Sur les frais liés au litige :
10. Les dispositions de l’article L. 761-1 du code de justice administrative font obstacle à ce que soit mise à la charge de l’université Gustave Eiffel, qui n’est pas, dans la présente instance, la partie perdante, la somme que M. B... demande au titre des frais exposés par lui et non compris dans les dépens.
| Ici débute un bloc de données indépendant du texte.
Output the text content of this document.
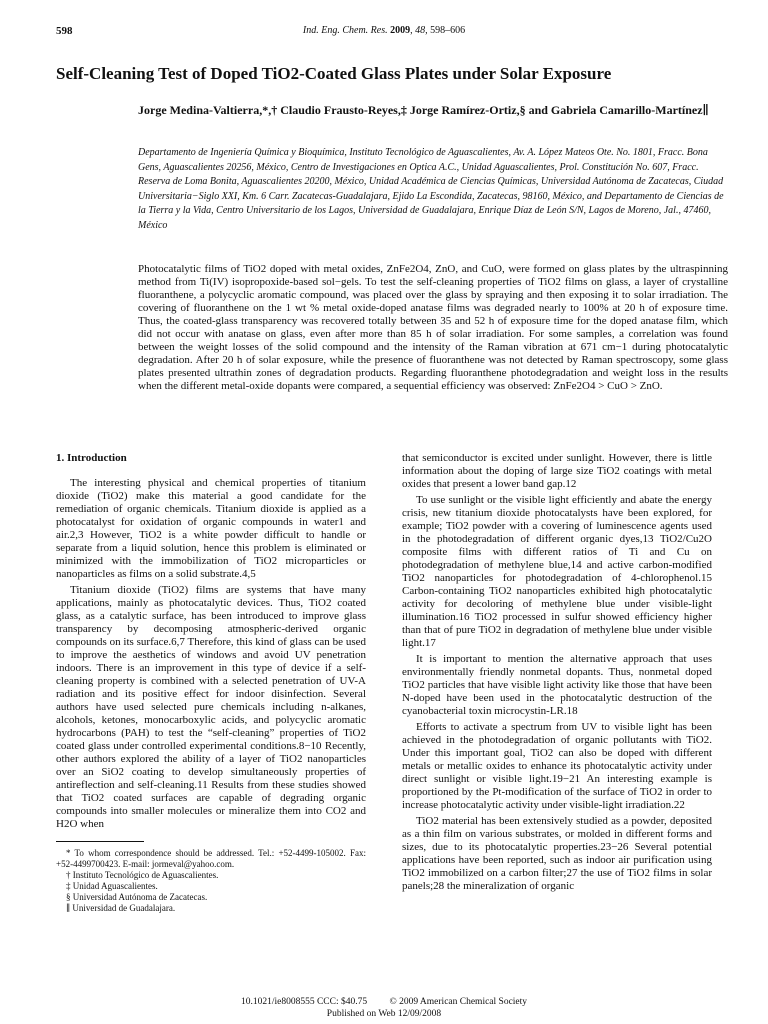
598	Ind. Eng. Chem. Res. 2009, 48, 598–606
Self-Cleaning Test of Doped TiO2-Coated Glass Plates under Solar Exposure
Jorge Medina-Valtierra,*,† Claudio Frausto-Reyes,‡ Jorge Ramírez-Ortiz,§ and Gabriela Camarillo-Martínez∥
Departamento de Ingeniería Química y Bioquímica, Instituto Tecnológico de Aguascalientes, Av. A. López Mateos Ote. No. 1801, Fracc. Bona Gens, Aguascalientes 20256, México, Centro de Investigaciones en Optica A.C., Unidad Aguascalientes, Prol. Constitución No. 607, Fracc. Reserva de Loma Bonita, Aguascalientes 20200, México, Unidad Académica de Ciencias Químicas, Universidad Autónoma de Zacatecas, Ciudad Universitaria−Siglo XXI, Km. 6 Carr. Zacatecas-Guadalajara, Ejido La Escondida, Zacatecas, 98160, México, and Departamento de Ciencias de la Tierra y la Vida, Centro Universitario de los Lagos, Universidad de Guadalajara, Enrique Díaz de León S/N, Lagos de Moreno, Jal., 47460, México

Photocatalytic films of TiO2 doped with metal oxides, ZnFe2O4, ZnO, and CuO, were formed on glass plates by the ultraspinning method from Ti(IV) isopropoxide-based sol−gels. To test the self-cleaning properties of TiO2 films on glass, a layer of crystalline fluoranthene, a polycyclic aromatic compound, was placed over the glass by spraying and then exposing it to solar irradiation. The covering of fluoranthene on the 1 wt % metal oxide-doped anatase films was degraded nearly to 100% at 20 h of exposure time. Thus, the coated-glass transparency was recovered totally between 35 and 52 h of exposure time for the doped anatase film, which did not occur with anatase on glass, even after more than 85 h of solar irradiation. For some samples, a correlation was found between the weight losses of the solid compound and the intensity of the Raman vibration at 671 cm−1 during photocatalytic degradation. After 20 h of solar exposure, while the presence of fluoranthene was not detected by Raman spectroscopy, some glass plates presented ultrathin zones of degradation products. Regarding fluoranthene photodegradation and weight loss in the results when the different metal-oxide dopants were compared, a sequential efficiency was observed: ZnFe2O4 > CuO > ZnO.

1. Introduction

The interesting physical and chemical properties of titanium dioxide (TiO2) make this material a good candidate for the remediation of organic chemicals. Titanium dioxide is applied as a photocatalyst for oxidation of organic compounds in water1 and air.2,3 However, TiO2 is a white powder difficult to handle or separate from a liquid solution, hence this problem is eliminated or minimized with the immobilization of TiO2 microparticles or nanoparticles as films on a solid substrate.4,5

Titanium dioxide (TiO2) films are systems that have many applications, mainly as photocatalytic devices. Thus, TiO2 coated glass, as a catalytic surface, has been introduced to improve glass transparency by decomposing atmospheric-derived organic compounds on its surface.6,7 Therefore, this kind of glass can be used to improve the aesthetics of windows and avoid UV penetration indoors. There is an improvement in this type of device if a self-cleaning property is combined with a selected penetration of UV-A radiation and its positive effect for indoor disinfection. Several authors have used selected pure chemicals including n-alkanes, alcohols, ketones, monocarboxylic acids, and polycyclic aromatic hydrocarbons (PAH) to test the “self-cleaning” properties of TiO2 coated glass under controlled experimental conditions.8−10 Recently, other authors explored the ability of a layer of TiO2 nanoparticles over an SiO2 coating to develop simultaneously properties of antireflection and self-cleaning.11 Results from these studies showed that TiO2 coated surfaces are capable of degrading organic compounds into smaller molecules or mineralize them into CO2 and H2O when

* To whom correspondence should be addressed. Tel.: +52-4499-105002. Fax: +52-4499700423. E-mail: jormeval@yahoo.com.
† Instituto Tecnológico de Aguascalientes.
‡ Unidad Aguascalientes.
§ Universidad Autónoma de Zacatecas.
∥ Universidad de Guadalajara.

that semiconductor is excited under sunlight. However, there is little information about the doping of large size TiO2 coatings with metal oxides that present a lower band gap.12

To use sunlight or the visible light efficiently and abate the energy crisis, new titanium dioxide photocatalysts have been explored, for example; TiO2 powder with a covering of luminescence agents used in the photodegradation of different organic dyes,13 TiO2/Cu2O composite films with different ratios of Ti and Cu on photodegradation of methylene blue,14 and active carbon-modified TiO2 nanoparticles for photodegradation of 4-chlorophenol.15 Carbon-containing TiO2 nanoparticles exhibited high photocatalytic activity for decoloring of methylene blue under visible-light illumination.16 TiO2 processed in sulfur showed efficiency higher than that of pure TiO2 in degradation of methylene blue under visible light.17

It is important to mention the alternative approach that uses environmentally friendly nonmetal dopants. Thus, nonmetal doped TiO2 particles that have visible light activity like those that have been N-doped have been used in the photocatalytic destruction of the cyanobacterial toxin microcystin-LR.18

Efforts to activate a spectrum from UV to visible light has been achieved in the photodegradation of organic pollutants with TiO2. Under this important goal, TiO2 can also be doped with different metals or metallic oxides to enhance its photocatalytic activity under direct sunlight or visible light.19−21 An interesting example is proportioned by the Pt-modification of the surface of TiO2 in order to increase photocatalytic activity under visible-light irradiation.22

TiO2 material has been extensively studied as a powder, deposited as a thin film on various substrates, or molded in different forms and sizes, due to its photocatalytic properties.23−26 Several potential applications have been reported, such as indoor air purification using TiO2 immobilized on a carbon filter;27 the use of TiO2 films in solar panels;28 the mineralization of organic

10.1021/ie8008555 CCC: $40.75 © 2009 American Chemical Society
Published on Web 12/09/2008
Dans les circonstances de l’espèce, il n’y a pas lieu de faire droit aux conclusions de l’université Gustave Eiffel présentées sur le fondement des dispositions de l’article L. 761-1 du code de justice administrative.
D E C I D E :
Article 1er : La requête de M. B... est rejetée.
Article 2 : Les conclusions présentées par l’université Gustave Eiffel au titre de l’article L. 761-1 du code de justice administrative sont rejetées.
Article 3 : Le présent jugement sera notifié à M. A... B... et à l’université Gustave Eiffel.
Délibéré après l’audience du 17 octobre 2025, à laquelle siégeaient :
Mme Mullié, présidente,
Mme Flandre-Olivier, conseillère,
Mme Giesbert, conseillère.
Rendu public par mise à disposition au greffe le 14 novembre 2025.
La rapporteure,
V. GIESBERT
La présidente,
N. MULLIE
La greffière,
V. GUILLEMARD
La République mande et ordonne au ministre de l’enseignement supérieur, de la recherche et de l’espace en ce qui le concerne ou à tous commissaires de justice à ce requis en ce qui concerne les voies de droit commun contre les parties privées, de pourvoir à l’exécution de la présente décision.